Bei den Arbeiten an der Mittelschule Aindling steht im nächsten Jahr die Sanierung des bestehenden Gebäudes an. Den Bauantrag dazu hat man bereits beim Landratsamt in Aichach zur Genehmigung eingereicht. Dieser Vorgehensweise hatte der Ausschuss früher schon zugestimmt. Nun besteht die Hoffnung, dass im Frühjahr bei diesem Projekt die Bauarbeiten beginnen können.

Die geschätzten Kosten für den Ausbau der Mittelschule in Aindling liegen bei knapp 14 Millionen. Im nächsten Jahr ist die Sanierung des Altbaus geplant.
Bild: Johann Eibl

Am Affinger Berg in Gaulzhofen wurde einem Bauantrag unter bestimmten Bedingungen zugestimmt: Der Kniestock darf eine Höhe bis zu 160 Zentimeter aufweisen, wenn die Dachneigung 35 Prozent beträgt.

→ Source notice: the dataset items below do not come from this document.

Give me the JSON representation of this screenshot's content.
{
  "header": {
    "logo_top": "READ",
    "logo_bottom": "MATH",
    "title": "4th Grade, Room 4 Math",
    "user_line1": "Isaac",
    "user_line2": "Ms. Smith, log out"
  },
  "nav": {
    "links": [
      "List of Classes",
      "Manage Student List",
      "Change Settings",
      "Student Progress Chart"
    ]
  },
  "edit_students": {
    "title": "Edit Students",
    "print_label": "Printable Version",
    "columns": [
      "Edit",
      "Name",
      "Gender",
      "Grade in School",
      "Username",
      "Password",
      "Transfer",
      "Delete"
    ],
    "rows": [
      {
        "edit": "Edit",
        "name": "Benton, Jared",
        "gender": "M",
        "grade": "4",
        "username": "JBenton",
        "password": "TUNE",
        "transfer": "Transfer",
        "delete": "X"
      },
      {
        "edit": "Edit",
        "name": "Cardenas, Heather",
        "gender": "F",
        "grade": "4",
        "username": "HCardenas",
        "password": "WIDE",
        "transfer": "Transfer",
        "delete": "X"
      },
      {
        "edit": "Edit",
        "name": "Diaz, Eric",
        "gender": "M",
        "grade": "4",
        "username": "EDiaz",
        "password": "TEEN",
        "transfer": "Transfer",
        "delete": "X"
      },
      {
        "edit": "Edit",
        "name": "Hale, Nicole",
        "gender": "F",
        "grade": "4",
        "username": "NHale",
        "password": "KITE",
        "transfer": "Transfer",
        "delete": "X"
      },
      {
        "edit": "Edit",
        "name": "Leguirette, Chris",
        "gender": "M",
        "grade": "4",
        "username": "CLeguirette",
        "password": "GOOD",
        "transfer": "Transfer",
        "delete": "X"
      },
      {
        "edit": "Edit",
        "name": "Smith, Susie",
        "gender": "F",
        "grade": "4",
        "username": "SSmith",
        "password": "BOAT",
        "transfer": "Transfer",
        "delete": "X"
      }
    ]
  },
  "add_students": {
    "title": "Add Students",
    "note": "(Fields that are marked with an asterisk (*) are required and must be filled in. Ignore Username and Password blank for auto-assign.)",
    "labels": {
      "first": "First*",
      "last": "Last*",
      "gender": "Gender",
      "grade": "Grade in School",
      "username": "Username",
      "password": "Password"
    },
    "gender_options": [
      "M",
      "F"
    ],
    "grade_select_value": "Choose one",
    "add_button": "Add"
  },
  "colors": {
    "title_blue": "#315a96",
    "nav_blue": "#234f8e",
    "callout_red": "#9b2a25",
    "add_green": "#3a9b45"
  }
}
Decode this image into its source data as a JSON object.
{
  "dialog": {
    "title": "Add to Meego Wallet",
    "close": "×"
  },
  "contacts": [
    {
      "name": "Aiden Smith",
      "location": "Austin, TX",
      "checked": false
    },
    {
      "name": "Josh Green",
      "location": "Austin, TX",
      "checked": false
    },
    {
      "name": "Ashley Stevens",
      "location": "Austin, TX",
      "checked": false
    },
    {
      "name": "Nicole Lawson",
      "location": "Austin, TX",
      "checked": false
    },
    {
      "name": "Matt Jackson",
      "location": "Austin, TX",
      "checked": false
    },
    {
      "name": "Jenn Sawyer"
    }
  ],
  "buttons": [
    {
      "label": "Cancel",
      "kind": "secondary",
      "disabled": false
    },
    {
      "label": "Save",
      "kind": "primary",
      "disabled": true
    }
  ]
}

Als unspektakulär erwiesen sich weitere Punkte auf der Tagesordnung im öffentlichen Teil der Sitzung. So kann in der Weichenberger Straße in Hausen ein Bordstein abgeschrägt werden. In der St.-Ulrich-Straße in Eisingersdorf gab es einen Vorbescheid für die Errichtung von zwei Wohnhäusern und zwei Garagen. Im Ringweg in Gaulzhofen wurde einem Neubau/Anbau eines Einfamilienhauses mit Stellplätzen grünes Licht erteilt. Und im Tannenweg in Aindling wird ein Einfamilienhaus mit Doppelgarage gebaut. Bei einem Vorhaben in der Moserwiesn in Aindling hält der Bauwerber die Bestimmungen des Bebauungsplanes ein.